In a major emergency, only government has the power to command. Socialism’s sleight of hand, so well observed by George Orwell, is to pretend that emergency is a permanent state of being in which the state must go on running everything, forever. The writer Anthony Burgess believed, incidentally, that Orwell’s novel 1984 did not point to some future dystopia, but rather was a depiction of life under Britain’s Labour government in 1948 – with its propaganda, slogans, state coercion and physical decay.
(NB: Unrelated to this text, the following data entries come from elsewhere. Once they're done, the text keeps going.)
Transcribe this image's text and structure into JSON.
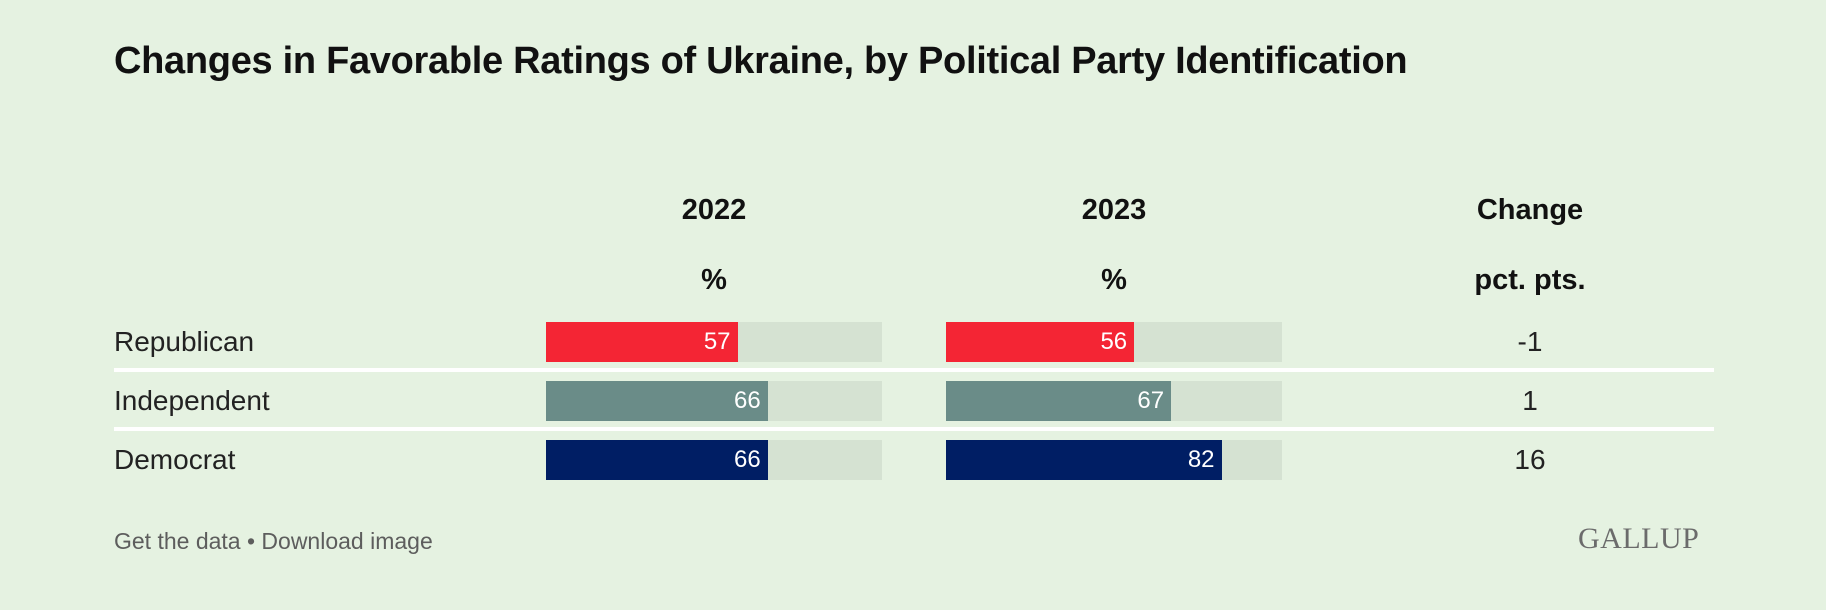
{
  "colors": {
    "background": "#e5f2e1",
    "track": "#d5e2d2",
    "republican": "#f42534",
    "independent": "#6a8c88",
    "democrat": "#001e64",
    "divider": "#ffffff"
  },
  "chart_data": {
    "type": "bar",
    "title": "Changes in Favorable Ratings of Ukraine, by Political Party Identification",
    "categories": [
      "Republican",
      "Independent",
      "Democrat"
    ],
    "columns": {
      "col_2022": {
        "label": "2022",
        "unit": "%"
      },
      "col_2023": {
        "label": "2023",
        "unit": "%"
      },
      "change": {
        "label": "Change",
        "unit": "pct. pts."
      }
    },
    "series": [
      {
        "name": "2022",
        "values": [
          57,
          66,
          66
        ]
      },
      {
        "name": "2023",
        "values": [
          56,
          67,
          82
        ]
      }
    ],
    "change_values": [
      "-1",
      "1",
      "16"
    ],
    "xlim": [
      0,
      100
    ]
  },
  "rows": [
    {
      "label": "Republican",
      "v2022": "57",
      "v2023": "56",
      "change": "-1",
      "color": "#f42534"
    },
    {
      "label": "Independent",
      "v2022": "66",
      "v2023": "67",
      "change": "1",
      "color": "#6a8c88"
    },
    {
      "label": "Democrat",
      "v2022": "66",
      "v2023": "82",
      "change": "16",
      "color": "#001e64"
    }
  ],
  "footer": {
    "links": "Get the data • Download image",
    "logo": "GALLUP"
  }
}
As with the USSR after the war, the People’s Republic of China is now showing itself capable of advancing its people’s prosperity without freedom, by utilising its coercive power. The National Party has proved its willingness to tug its collective forelock to China over the past three decades. Miss Ardern will now be delighted to acquiesce to a regime with which she is ideologically aligned. She is sure to be joined by many fellow travellers on the ‘Chinese’ path, who don’t see any need for freedom – abroad or at home.
The legacy media, which are on the brink of becoming government-funded – and thus state-controlled – will no doubt endorse this view, realising Churchill’s ‘Gestapo’ prediction. Its more hysterical columnists (Lizzie Marvelly springs to mind) are virtual Communists anyway and will have no difficulty at all endorsing total state control. The allegedly ’sensible’ contingent (which includes the likes of Audrey Young and Fran O’Sullivan) will, I predict, write ‘considered’ pieces on the ‘kindness’ of centralised planning.
Britain’s war did not end in 1945. The country endured a further five years of ‘perpetual war’ under socialist rule which was committed to rebuilding British society as an “ethical commonwealth”, using public ownership and controls to abolish both wealth and poverty. This included a massive expansion in public housing (under which development rights were nationalised), the widespread nationalisation of industry and the creation of the ‘cradle-to-grave’ welfare system, including the National Health Service – an unwieldy behemoth which is idolised and irrationally worshipped to this day.
Does any of this sound familiar?
Churchill did not return to government until 1951 and by that time it was too late. The damage took decades to undo, and much still seemingly cannot or will not be rolled back.
As in 1945, we are due for another Big Reset. The New Zealand public sees totalitarianism as an antidote to its difficulties, and as a respite from personal concern. Freedom in the West is never guaranteed. It is always being contested, and the most compelling attempts to constrain freedom are those which appeal to public safety. A willing public actually appears to want total state control.
As we free-fall into the yawning jaws of the Ardern safety net, we might gain some short-term comfort – but what will we give up? The Big Reset – an economic and a social reset – is upon us and so too, I am afraid, is the path to serfdom.